Red blood cell omega-3 fatty acid content is a significant predictor of all-cause mortality

William S. Harris, PhD’ Correspondence information about the author PhD William S. Harris Email the author PhD William S. Harris, Juhua Luo, PhD, James V. Pottala, PhD, Mark A. Espeland, PhD, Karen L. Margolis, MD, MPH, Joann E. Manson, MD, Dr PH, Lu Wang, MD, PhD, Theodore M. Brasky, PhD, Jennifer G. Robinson, MD, MPH

Highlights

  • Relations between red blood cell fatty acids and total mortality were studied in 6501 women.
  • Multivariable adjusted odds ratios per 1 standard deviation increase in fatty acid levels were calculated.
  • There was an 8% reduction in risk associated with higher eicosapentaenoic acid plus docosahexaenoic acid levels.
  • Red blood cell omega-3 fatty acid content is a significant predictor of all-cause mortality.

Background

The prognostic value of circulating polyunsaturated fatty acid (PUFA) levels is unclear.

Objectives

To determine the associations between red blood cell (RBC) PUFA levels and risk for death.

Methods

This prospective cohort study included 6501 women aged 65 to 80 years who participated in the Women’s Health Initiative Memory Study (enrolment began 1996).

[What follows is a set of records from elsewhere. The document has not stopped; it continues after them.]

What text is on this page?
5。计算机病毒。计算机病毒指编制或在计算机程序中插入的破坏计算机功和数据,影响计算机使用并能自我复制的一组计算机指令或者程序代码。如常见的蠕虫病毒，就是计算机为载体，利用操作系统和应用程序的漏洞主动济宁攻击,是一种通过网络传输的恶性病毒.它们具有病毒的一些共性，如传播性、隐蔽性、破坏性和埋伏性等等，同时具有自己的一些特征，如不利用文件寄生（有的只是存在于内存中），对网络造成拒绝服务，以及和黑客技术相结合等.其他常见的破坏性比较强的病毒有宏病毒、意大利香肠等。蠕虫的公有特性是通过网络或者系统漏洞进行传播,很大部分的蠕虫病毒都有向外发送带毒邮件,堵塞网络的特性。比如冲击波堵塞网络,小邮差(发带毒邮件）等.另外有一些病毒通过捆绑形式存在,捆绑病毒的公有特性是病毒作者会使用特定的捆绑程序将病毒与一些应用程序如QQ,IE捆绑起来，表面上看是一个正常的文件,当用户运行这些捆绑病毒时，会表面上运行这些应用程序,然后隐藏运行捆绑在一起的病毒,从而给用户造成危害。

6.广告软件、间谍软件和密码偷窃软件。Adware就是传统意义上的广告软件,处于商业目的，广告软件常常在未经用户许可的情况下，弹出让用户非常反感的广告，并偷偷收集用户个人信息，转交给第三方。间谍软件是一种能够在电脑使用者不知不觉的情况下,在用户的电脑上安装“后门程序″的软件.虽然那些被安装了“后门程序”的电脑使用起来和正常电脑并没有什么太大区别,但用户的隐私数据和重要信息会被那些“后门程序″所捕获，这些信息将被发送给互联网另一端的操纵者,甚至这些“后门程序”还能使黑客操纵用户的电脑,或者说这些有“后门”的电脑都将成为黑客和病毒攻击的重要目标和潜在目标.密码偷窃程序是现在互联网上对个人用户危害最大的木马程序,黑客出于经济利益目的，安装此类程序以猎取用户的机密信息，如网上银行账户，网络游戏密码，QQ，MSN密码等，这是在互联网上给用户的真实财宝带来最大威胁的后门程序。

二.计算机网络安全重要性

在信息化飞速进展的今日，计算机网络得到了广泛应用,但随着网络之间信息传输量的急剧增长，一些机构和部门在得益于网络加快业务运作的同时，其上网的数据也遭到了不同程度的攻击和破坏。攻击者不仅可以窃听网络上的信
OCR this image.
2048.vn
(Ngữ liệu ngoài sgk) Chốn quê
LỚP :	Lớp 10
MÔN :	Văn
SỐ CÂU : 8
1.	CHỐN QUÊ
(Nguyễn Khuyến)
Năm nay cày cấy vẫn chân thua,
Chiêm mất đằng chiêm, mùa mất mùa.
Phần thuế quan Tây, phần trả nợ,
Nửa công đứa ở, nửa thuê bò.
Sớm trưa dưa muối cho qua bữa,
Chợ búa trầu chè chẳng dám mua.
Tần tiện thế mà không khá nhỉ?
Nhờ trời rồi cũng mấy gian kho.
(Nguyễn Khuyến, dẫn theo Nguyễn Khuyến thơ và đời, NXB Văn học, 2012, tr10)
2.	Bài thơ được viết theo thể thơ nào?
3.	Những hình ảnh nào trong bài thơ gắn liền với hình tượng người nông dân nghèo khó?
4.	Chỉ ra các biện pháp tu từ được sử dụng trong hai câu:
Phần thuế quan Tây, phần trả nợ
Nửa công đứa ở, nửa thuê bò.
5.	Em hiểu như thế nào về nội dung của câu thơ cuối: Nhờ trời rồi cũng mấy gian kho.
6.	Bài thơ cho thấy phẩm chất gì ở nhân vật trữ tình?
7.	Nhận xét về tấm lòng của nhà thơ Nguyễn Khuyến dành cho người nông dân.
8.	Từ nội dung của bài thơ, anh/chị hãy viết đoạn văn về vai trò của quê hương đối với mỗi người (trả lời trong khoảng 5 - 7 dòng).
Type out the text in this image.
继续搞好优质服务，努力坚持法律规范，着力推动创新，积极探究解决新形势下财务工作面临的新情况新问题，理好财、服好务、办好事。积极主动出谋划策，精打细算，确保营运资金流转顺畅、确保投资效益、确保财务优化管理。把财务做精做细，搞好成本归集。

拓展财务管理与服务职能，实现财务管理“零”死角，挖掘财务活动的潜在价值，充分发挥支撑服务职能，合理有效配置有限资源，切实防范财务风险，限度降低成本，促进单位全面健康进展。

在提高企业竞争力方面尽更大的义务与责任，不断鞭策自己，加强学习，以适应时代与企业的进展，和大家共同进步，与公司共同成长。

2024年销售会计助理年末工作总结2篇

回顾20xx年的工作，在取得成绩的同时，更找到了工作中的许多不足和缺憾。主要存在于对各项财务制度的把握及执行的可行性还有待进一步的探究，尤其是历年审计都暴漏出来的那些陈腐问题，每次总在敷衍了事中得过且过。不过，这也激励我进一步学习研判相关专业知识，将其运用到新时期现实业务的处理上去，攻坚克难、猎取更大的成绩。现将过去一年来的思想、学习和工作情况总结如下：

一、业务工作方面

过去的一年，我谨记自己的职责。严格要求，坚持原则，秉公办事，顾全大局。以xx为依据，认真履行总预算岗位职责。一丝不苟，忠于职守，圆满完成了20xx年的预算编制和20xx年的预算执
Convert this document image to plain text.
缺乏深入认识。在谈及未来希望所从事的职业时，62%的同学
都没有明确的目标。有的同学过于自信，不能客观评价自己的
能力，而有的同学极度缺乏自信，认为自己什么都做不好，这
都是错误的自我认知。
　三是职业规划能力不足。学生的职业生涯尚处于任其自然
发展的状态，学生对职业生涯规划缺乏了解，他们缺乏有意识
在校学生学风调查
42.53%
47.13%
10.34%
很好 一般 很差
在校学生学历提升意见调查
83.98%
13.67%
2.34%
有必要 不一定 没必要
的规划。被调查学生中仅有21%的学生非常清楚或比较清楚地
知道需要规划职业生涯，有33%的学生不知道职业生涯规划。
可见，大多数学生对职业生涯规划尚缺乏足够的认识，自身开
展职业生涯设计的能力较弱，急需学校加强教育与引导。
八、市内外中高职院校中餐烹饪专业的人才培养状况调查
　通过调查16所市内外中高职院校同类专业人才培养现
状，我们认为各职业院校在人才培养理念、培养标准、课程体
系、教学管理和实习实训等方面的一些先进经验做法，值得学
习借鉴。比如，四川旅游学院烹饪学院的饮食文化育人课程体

RBC PUFA levels were measured at baseline and expressed as a percent of total RBC PUFAs. PUFAs of primary interest were the n-3 PUFAs eicosapentaenoic acid (EPA) and docosahexaenoic acid (DHA) and their sum (the Omega-3 Index). PUFAs of secondary interest included the 2-major n-6 PUFAs, linoleic acid and arachidonic acid, and the PUFA factor score (a calculated variable including 6 PUFAs that accounts for their intercorrelations). The primary outcome was total mortality through August 2014.

Results

After a median of 14.9 years of follow-up, 1851 women (28.5%) had died. RBC levels of EPA and DHA were higher in the survivors (P < .002 for each). In the fully adjusted models, the hazard ratios (99% confidence intervals) for mortality associated with a 1 standard deviation PUFA increase for total mortality were 0.92 (0.85, 0.98) for the Omega-3 Index, 0.89 (0.82, 0.96) for EPA, 0.93 (0.87, 1.0) for DHA, and 0.76 (0.64, 0.90) for the PUFA factor score. There were no significant associations of alpha-linolenic acid, arachidonic acid or linoleic acid with total mortality.

Conclusions

Higher RBC levels of marine n-3 PUFAs were associated with reduced risk for all-cause mortality. These findings support the beneficial relationship between the Omega-3 Index and health outcomes.

Keywords:

Epidemiology, Prospective cohort study, Eicosapentaenoic acid, Docosahexaenoic acid, Omega-3 fatty acids, Omega-6 fatty acids

ClinicalTrials.gov Identifier: NCT00000611 (WHIMS).